Li, 31, is one of the most famous stand-up comedians in China. He is viewed as the one who took stand-up comedy, which used to be a subculture, to the Chinese public as in 2017 when he co-produced a show named Roast and Rock to promote stand-up comedy culture with Tencent Penguin Pictures.
The controversy comes two months after Yang Li, a performer from the company Fun Factory that Li founded in 2014 in Shanghai, got caught up in an online backlash and was anonymously reported to the state cultural publication regulator for allegedly being “sexist” after mocking men in a TV show, saying, “They look so mediocre, yet manage to be so confident.”
Li published an ad post on his account on China’s Twitter-like Sina Weibo on Wednesday for Beijing-based underwear brand Ubras, in which he said that underwear is “equipment that can help women lie to win in the workplace,” according to media reports.
The post, released with the hashtag “workplace life jacket,” triggered outrage among Chinese netizens.
“How could I lie to win in the workplace by wearing bras?

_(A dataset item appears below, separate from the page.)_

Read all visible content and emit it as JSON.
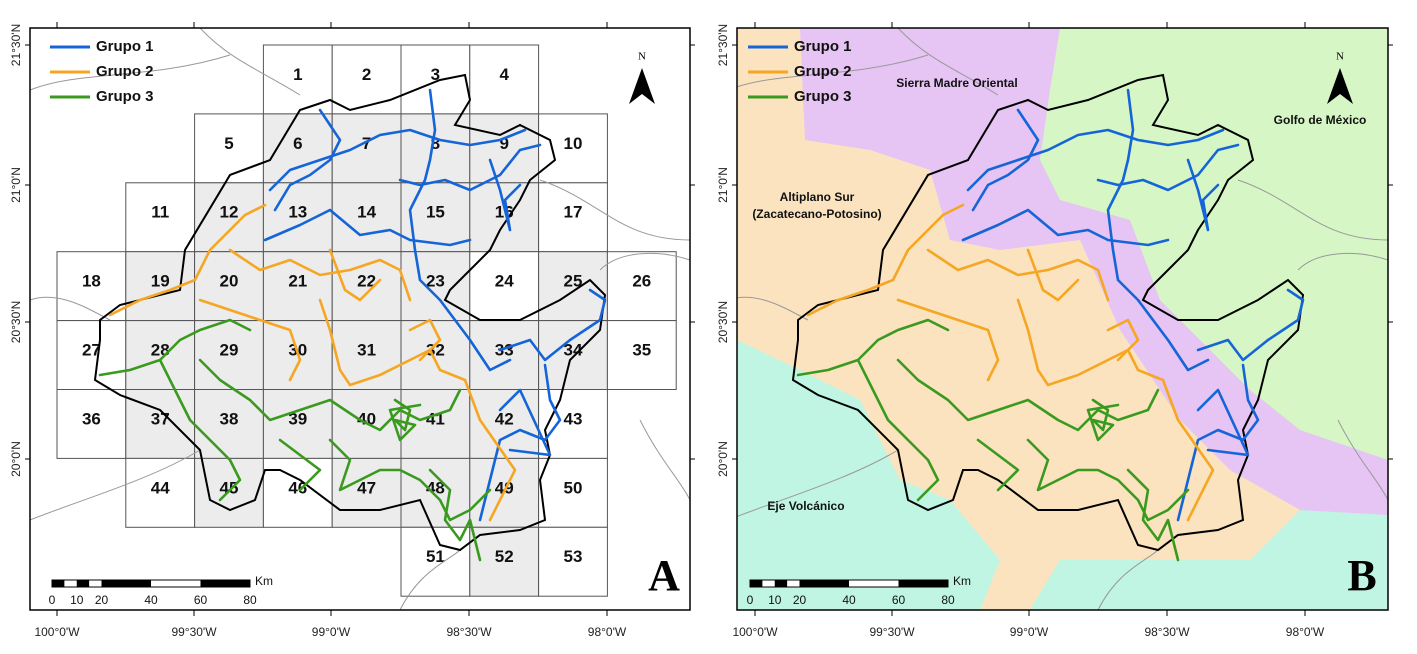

What are you implying?” one Weibo user commented.
“The slogan implies that women win in the workplace by lying down. In other words, all the efforts women make to work overnight, to hold meetings and to draw up plans are meaningless. It’s really insulting and offensive,” said another.
The brand apologized on Weibo on late Wednesday, saying that they had removed all related content.
The company explained that its original intention is to express the idea that their products are so comfortable that they can help women face tiredness in work and daily life.
“In the future, we will create and review promotional content with more care,” the brand said.
Li also apologized on his Weibo account on Thursday, admitting that “the promotion was indeed improper and I should have expected the impact it would have.”
Li noted that he always respects women’s positions, and women’s feelings should be given more consideration in work, especially when female topics are involved.
“It’s my fault. I will reflect on myself, thanks for all your criticism,” Li said in the apology.
But the apologies did not seem to be enough to convince all Chinese netizens.
“They knew what impact the slogan would have, but they still decided to post it to catch the public’s attention. It’s disgusting,” Jun Yixiao, a woman who works in Beijing, told the Global Times.
Stand-up comedy, which originated in Europe and North America, is quite young in China, with “open mic” shows first appearing in pubs in Beijing and Shanghai in 2009. Audiences in Guangdong Province came to it much earlier as it was first introduced to neighboring Hong Kong in 1990, according to the Xinhua News Agency.